People come together in times of crisis. Those who can will support good causes, particularly as the rising cost of living will hit those most vulnerable in society the hardest with benefits failing to rise in line with inflation. Recent research by CAF found that 86% of charitable organisations are worried about the impact cost-of-living increases will have on those depending on their services. 71% of charity leaders expressed concern over managing increased demand for their services and 59% are concerned that people will not continue to or begin to donate to their cause because of the cost-of-living crisis. Charities that will appeal for support include those supporting the elderly (e.g. Age UK), children (e.g. The Children’s Society), people with disabilities (e.g. Leonard Cheshire) and people with illness (e.g. Macmillan Cancer Support, Young Lives vs Cancer). And let’s not forget those charities supporting the homeless (e.g. Crisis), providing support to the mental health challenges brought on by money-related issues such as Mind and GambleAware, and those supporting animal rescue for those no longer able to afford to keep pets (e.g. Animal Rescue Foundation, Battersea Cats & Dogs Home, Dogs Trust, RSPCA, Blue Cross, Cats Protection). Citizens Advice, The Energy Saving Trust and food bank charity The Trussell Trust will also want to promote their services.
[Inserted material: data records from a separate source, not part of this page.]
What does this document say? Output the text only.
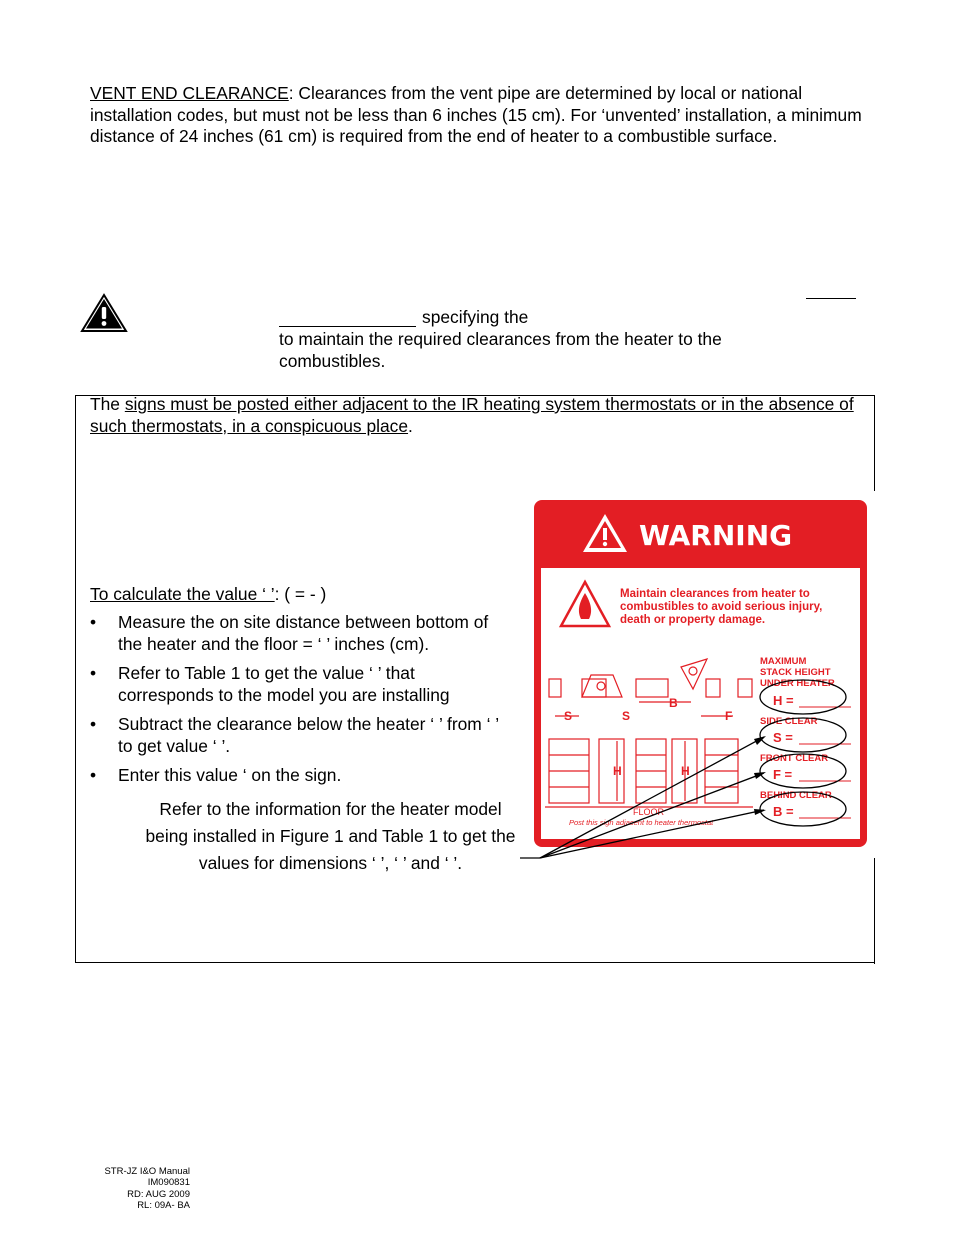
VENT END CLEARANCE: Clearances from the vent pipe are determined by local or national installation codes, but must not be less than 6 inches (15 cm). For ‘unvented’ installation, a minimum distance of 24 inches (61 cm) is required from the end of heater to a combustible surface.
specifying the
to maintain the required clearances from the heater to the combustibles.
The signs must be posted either adjacent to the IR heating system thermostats or in the absence of such thermostats, in a conspicuous place.
To calculate the value ‘ ’: ( = - )
• Measure the on site distance between bottom of the heater and the floor = ‘ ’ inches (cm).
• Refer to Table 1 to get the value ‘ ’ that corresponds to the model you are installing
• Subtract the clearance below the heater ‘ ’ from ‘ ’ to get value ‘ ’.
• Enter this value ‘ on the sign.
Refer to the information for the heater model being installed in Figure 1 and Table 1 to get the values for dimensions ‘ ’, ‘ ’ and ‘ ’.
WARNING
Maintain clearances from heater to
combustibles to avoid serious injury,
death or property damage.
MAXIMUM
STACK HEIGHT
UNDER HEATER
H =
SIDE CLEAR
S =
FRONT CLEAR
F =
BEHIND CLEAR
B =
S	S
B
F
H	H
FLOOR
Post this sign adjacent to heater thermostat
STR-JZ I&O Manual
IM090831
RD: AUG 2009
RL: 09A- BA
Sanitary products have risen in price and the rising cost of living has increased period poverty. Hey Girls is a charity that supports women and girls facing this. Other sanitary brands such as Always, Tampax, Bodyform and TENA should also be showing how they will support people and that their products are both environmentally friendly and good value for money. Bodyform has recently appointed Mother to run a campaign for its period pants across Europe and LATAM. Its owner Essity and charity partner In Kind Direct donate 100,000 sanitary pads per month to a network of charities across the UK.
The UK is likely to see the highest inflation across the G7 in April and economists expect the situation to persist until 2024. The broad nature of UK inflation raises the question of whether the Bank of England has the appetite to take sufficiently tough action to tame it.
While economists expect inflation to begin to fall later this year, there is an increasing concern among business leaders that excessively high price rises will persist. The Institute of Directors, a business lobby group, found in a survey that only 28 per cent of those questioned last month thought inflation would fall to the Bank of England’s 2% target by the end of 2023, down from 33% in April.